A slim majority of Acti-Blizz investors approved its ‘say-on-pay’ policy after vote extension


Score another win for the C-suite.

As we’ve been covering, Activision-Blizzard investors purportedly represented by CtW Investment Group had been agitating to vote down the company’s “say-on-pay” policy and curb its executive payout excesses. Last year, the group was successful at EA but could only declare spiritual victory at AB when it convinced only 43% of shareholders to vote down “say-on-pay.” The group increased its margin during this year’s vote, but only to 46% of the vote – not the majority it needed, which effectively gives the board another year of shenanigans. The vote was especially unusual because it had already been extended an extra week and allowed executives to pressure shareholders to vote their way as well as disparage industry reporting on the situation.

CtW was pretty grumpy about the loss, suggesting AB “arm-twisting” was barely enough for victory.

“Such marginal support for Say on Pay votes is extremely rare: fewer than 4% of companies in the broader Russell 3000 index receive support around 50%, with average support in the S&P 500 at 88.6%. This vote, conducted after last week’s desperate attempt to avoid a loss, marks the sixth time in the past eight years Activision has received less than 70% support for its Say on Pay proposal, and the lowest support the company has received on this proposal in its history. The 46% of shareholders who expressed discontent will now certainly exert pressure on Activision to enact further changes.

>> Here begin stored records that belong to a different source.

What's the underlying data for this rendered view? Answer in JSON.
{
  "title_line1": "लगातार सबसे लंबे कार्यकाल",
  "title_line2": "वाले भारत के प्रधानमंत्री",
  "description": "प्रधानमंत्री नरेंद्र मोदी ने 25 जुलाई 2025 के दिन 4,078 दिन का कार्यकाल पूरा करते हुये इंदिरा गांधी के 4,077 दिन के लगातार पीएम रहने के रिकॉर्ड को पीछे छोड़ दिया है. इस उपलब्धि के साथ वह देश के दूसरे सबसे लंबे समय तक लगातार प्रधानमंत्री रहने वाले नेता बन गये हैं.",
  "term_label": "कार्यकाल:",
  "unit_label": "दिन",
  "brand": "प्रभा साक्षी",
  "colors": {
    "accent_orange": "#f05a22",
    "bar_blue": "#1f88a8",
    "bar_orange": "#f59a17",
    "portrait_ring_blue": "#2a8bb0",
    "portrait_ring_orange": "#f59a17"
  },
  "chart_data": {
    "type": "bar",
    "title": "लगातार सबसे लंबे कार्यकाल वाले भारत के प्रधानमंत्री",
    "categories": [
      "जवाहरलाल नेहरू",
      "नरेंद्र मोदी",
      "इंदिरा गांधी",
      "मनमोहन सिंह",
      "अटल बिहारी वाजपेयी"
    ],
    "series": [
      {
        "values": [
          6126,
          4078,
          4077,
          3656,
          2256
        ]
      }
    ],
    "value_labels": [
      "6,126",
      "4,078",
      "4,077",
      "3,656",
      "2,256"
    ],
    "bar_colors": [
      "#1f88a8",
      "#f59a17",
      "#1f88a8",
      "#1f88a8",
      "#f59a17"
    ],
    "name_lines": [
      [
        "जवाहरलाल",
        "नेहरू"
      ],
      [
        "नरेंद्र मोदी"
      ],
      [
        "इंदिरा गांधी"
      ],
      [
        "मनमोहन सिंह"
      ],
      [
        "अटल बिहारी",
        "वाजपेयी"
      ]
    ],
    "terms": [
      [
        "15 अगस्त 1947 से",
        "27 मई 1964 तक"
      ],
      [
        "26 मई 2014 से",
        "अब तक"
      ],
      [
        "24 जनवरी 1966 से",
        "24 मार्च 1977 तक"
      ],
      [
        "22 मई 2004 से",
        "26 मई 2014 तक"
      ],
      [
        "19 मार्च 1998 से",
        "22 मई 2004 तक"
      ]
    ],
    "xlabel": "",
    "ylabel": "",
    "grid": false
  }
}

We urge the Board to take a long look in the mirror and make substantial changes to Mr. Kotick’s pay in response to shareholders’ clear mandate.”

MMO readers will recall that earlier this year in the middle of yet another round of corporate layoffs (at least the fourth in the last couple of years that we know of), Kotick was poised to scoop up as much as $200M more in payouts. Following the backlash, Activision’s board said it would halve Kotick’s base salary and annual bonus in the future, without actually touching or directly denying the $200M figure.